Publications
Computational screening of large molecule adsorption by metal-organic frameworks
Greathouse, Jeffery A.; Allendorf, Mark D.
Grand canonical Monte Carlo simulations were performed to investigate trends in low-pressure adsorption of a broad range of organic molecules by a set of metal-organic frameworks (MOFs). The organic analytes considered here are relevant to applications in chemical detection: small aromatics (o-, m-, and p-xylene), polycyclic aromatic hydrocarbons (naphthalene, anthracene, phenanthrene), explosives (TNT and RDX), and chemical warfare agents (GA and VM). The framework materials included several Zn-MOFs (IRMOFs 1-3, 7, 8), a Cr-MOF (CrMIL-53lp), and a Cu-MOF (HKUST-1).
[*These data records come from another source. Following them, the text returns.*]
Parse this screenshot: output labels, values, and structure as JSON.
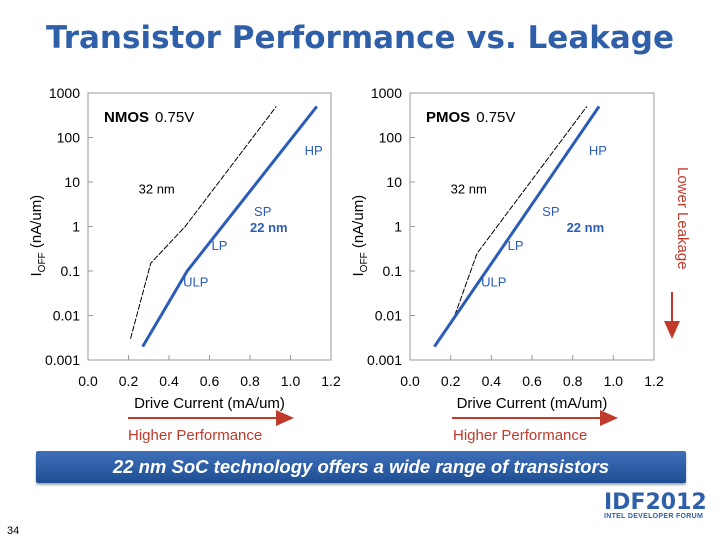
{
  "slide": {
    "title": "Transistor Performance vs. Leakage",
    "banner": "22 nm SoC technology offers a wide range of transistors",
    "logo_main": "IDF2012",
    "logo_sub": "INTEL DEVELOPER FORUM",
    "page_number": "34",
    "lower_leakage_label": "Lower Leakage",
    "higher_performance_label": "Higher Performance",
    "accent_color": "#2f5fa8",
    "arrow_color": "#c0392b"
  },
  "chart_data": [
    {
      "type": "line",
      "device": "NMOS",
      "voltage": "0.75V",
      "xlabel": "Drive Current (mA/um)",
      "ylabel": "I",
      "ylabel_sub": "OFF",
      "ylabel_unit": " (nA/um)",
      "xlim": [
        0,
        1.2
      ],
      "ylim": [
        0.001,
        1000
      ],
      "yscale": "log",
      "x_ticks": [
        "0.0",
        "0.2",
        "0.4",
        "0.6",
        "0.8",
        "1.0",
        "1.2"
      ],
      "y_ticks": [
        "1000",
        "100",
        "10",
        "1",
        "0.1",
        "0.01",
        "0.001"
      ],
      "series": [
        {
          "name": "32 nm",
          "style": "dashed",
          "color": "#000000",
          "points": [
            [
              0.21,
              0.003
            ],
            [
              0.31,
              0.15
            ],
            [
              0.48,
              1.0
            ],
            [
              0.93,
              500
            ]
          ]
        },
        {
          "name": "22 nm",
          "style": "solid",
          "color": "#2a5cb8",
          "points": [
            [
              0.27,
              0.002
            ],
            [
              0.49,
              0.1
            ],
            [
              1.13,
              500
            ]
          ]
        }
      ],
      "labels": {
        "hp": "HP",
        "sp": "SP",
        "lp": "LP",
        "ulp": "ULP",
        "old_node": "32 nm",
        "new_node": "22 nm"
      }
    },
    {
      "type": "line",
      "device": "PMOS",
      "voltage": "0.75V",
      "xlabel": "Drive Current (mA/um)",
      "ylabel": "I",
      "ylabel_sub": "OFF",
      "ylabel_unit": " (nA/um)",
      "xlim": [
        0,
        1.2
      ],
      "ylim": [
        0.001,
        1000
      ],
      "yscale": "log",
      "x_ticks": [
        "0.0",
        "0.2",
        "0.4",
        "0.6",
        "0.8",
        "1.0",
        "1.2"
      ],
      "y_ticks": [
        "1000",
        "100",
        "10",
        "1",
        "0.1",
        "0.01",
        "0.001"
      ],
      "series": [
        {
          "name": "32 nm",
          "style": "dashed",
          "color": "#000000",
          "points": [
            [
              0.22,
              0.01
            ],
            [
              0.33,
              0.25
            ],
            [
              0.87,
              500
            ]
          ]
        },
        {
          "name": "22 nm",
          "style": "solid",
          "color": "#2a5cb8",
          "points": [
            [
              0.12,
              0.002
            ],
            [
              0.93,
              500
            ]
          ]
        }
      ],
      "labels": {
        "hp": "HP",
        "sp": "SP",
        "lp": "LP",
        "ulp": "ULP",
        "old_node": "32 nm",
        "new_node": "22 nm"
      }
    }
  ]
}
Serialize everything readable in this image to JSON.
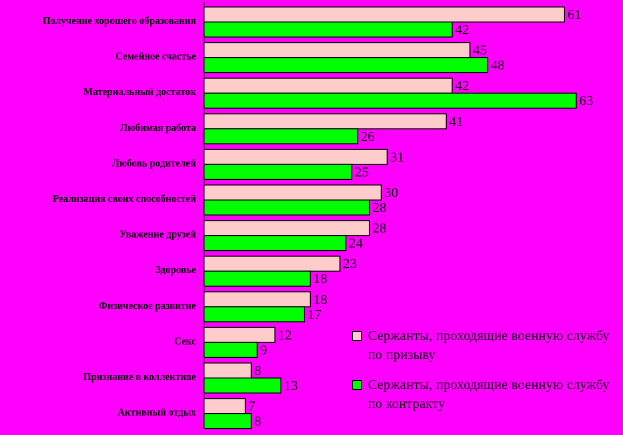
{
  "chart_data": {
    "type": "bar",
    "orientation": "horizontal",
    "categories": [
      "Получение хорошего образования",
      "Семейное счастье",
      "Материальный достаток",
      "Любимая работа",
      "Любовь родителей",
      "Реализация своих способностей",
      "Уважение друзей",
      "Здоровье",
      "Физическое развитие",
      "Секс",
      "Признание в коллективе",
      "Активный отдых"
    ],
    "series": [
      {
        "name": "Сержанты, проходящие военную службу по призыву",
        "color": "#FFCCCC",
        "values": [
          61,
          45,
          42,
          41,
          31,
          30,
          28,
          23,
          18,
          12,
          8,
          7
        ]
      },
      {
        "name": "Сержанты, проходящие военную службу по контракту",
        "color": "#00FF00",
        "values": [
          42,
          48,
          63,
          26,
          25,
          28,
          24,
          18,
          17,
          9,
          13,
          8
        ]
      }
    ],
    "xlim": [
      0,
      66
    ],
    "grid": false,
    "legend_position": "bottom-right"
  },
  "legend": [
    {
      "text": "Сержанты, проходящие военную службу по призыву",
      "color": "#FFCCCC"
    },
    {
      "text": "Сержанты, проходящие военную службу по контракту",
      "color": "#00FF00"
    }
  ],
  "colors": {
    "background": "#FF00FF",
    "bar_border": "#000000"
  }
}
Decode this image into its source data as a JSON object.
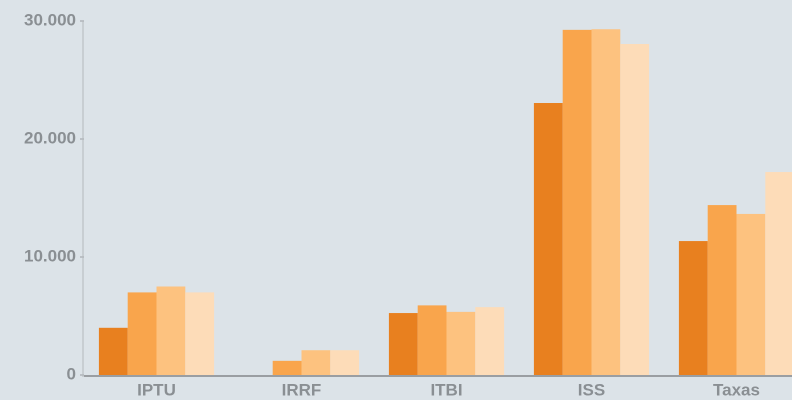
{
  "chart_data": {
    "type": "bar",
    "categories": [
      "IPTU",
      "IRRF",
      "ITBI",
      "ISS",
      "Taxas"
    ],
    "series": [
      {
        "color": "#e8801f",
        "values": [
          4000,
          null,
          5250,
          23050,
          11350
        ]
      },
      {
        "color": "#f9a54c",
        "values": [
          7000,
          1200,
          5900,
          29250,
          14400
        ]
      },
      {
        "color": "#fdc27f",
        "values": [
          7500,
          2100,
          5350,
          29300,
          13650
        ]
      },
      {
        "color": "#fddcb8",
        "values": [
          7000,
          2100,
          5750,
          28050,
          17200
        ]
      }
    ],
    "ylim": [
      0,
      30000
    ],
    "yticks": [
      0,
      {
        "value": 10000,
        "label": "10.000"
      },
      {
        "value": 20000,
        "label": "20.000"
      },
      {
        "value": 30000,
        "label": "30.000"
      }
    ]
  }
}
Many of the larger organics were significantly adsorbed by the target MOFs at low pressure, which is consistent with the exceptionally high isosteric heats of adsorption (25 kcal/mol - 60 kcal/mol) for this range of analyte. At a higher loading pressure of 101 kPa, the Zn-MOFs show a much higher volumetric uptake than either CrMIL-53-lp or HKUST-1 for all types of analyte. Within the Zn-MOF series, analyte loading is proportional to free volume, and loading decreases with increasing analyte size due to molecular packing effects. CrMIL-53lp showed the highest adsorption energy for all analytes, suggesting that this material may be suitable for low-level detection of organics.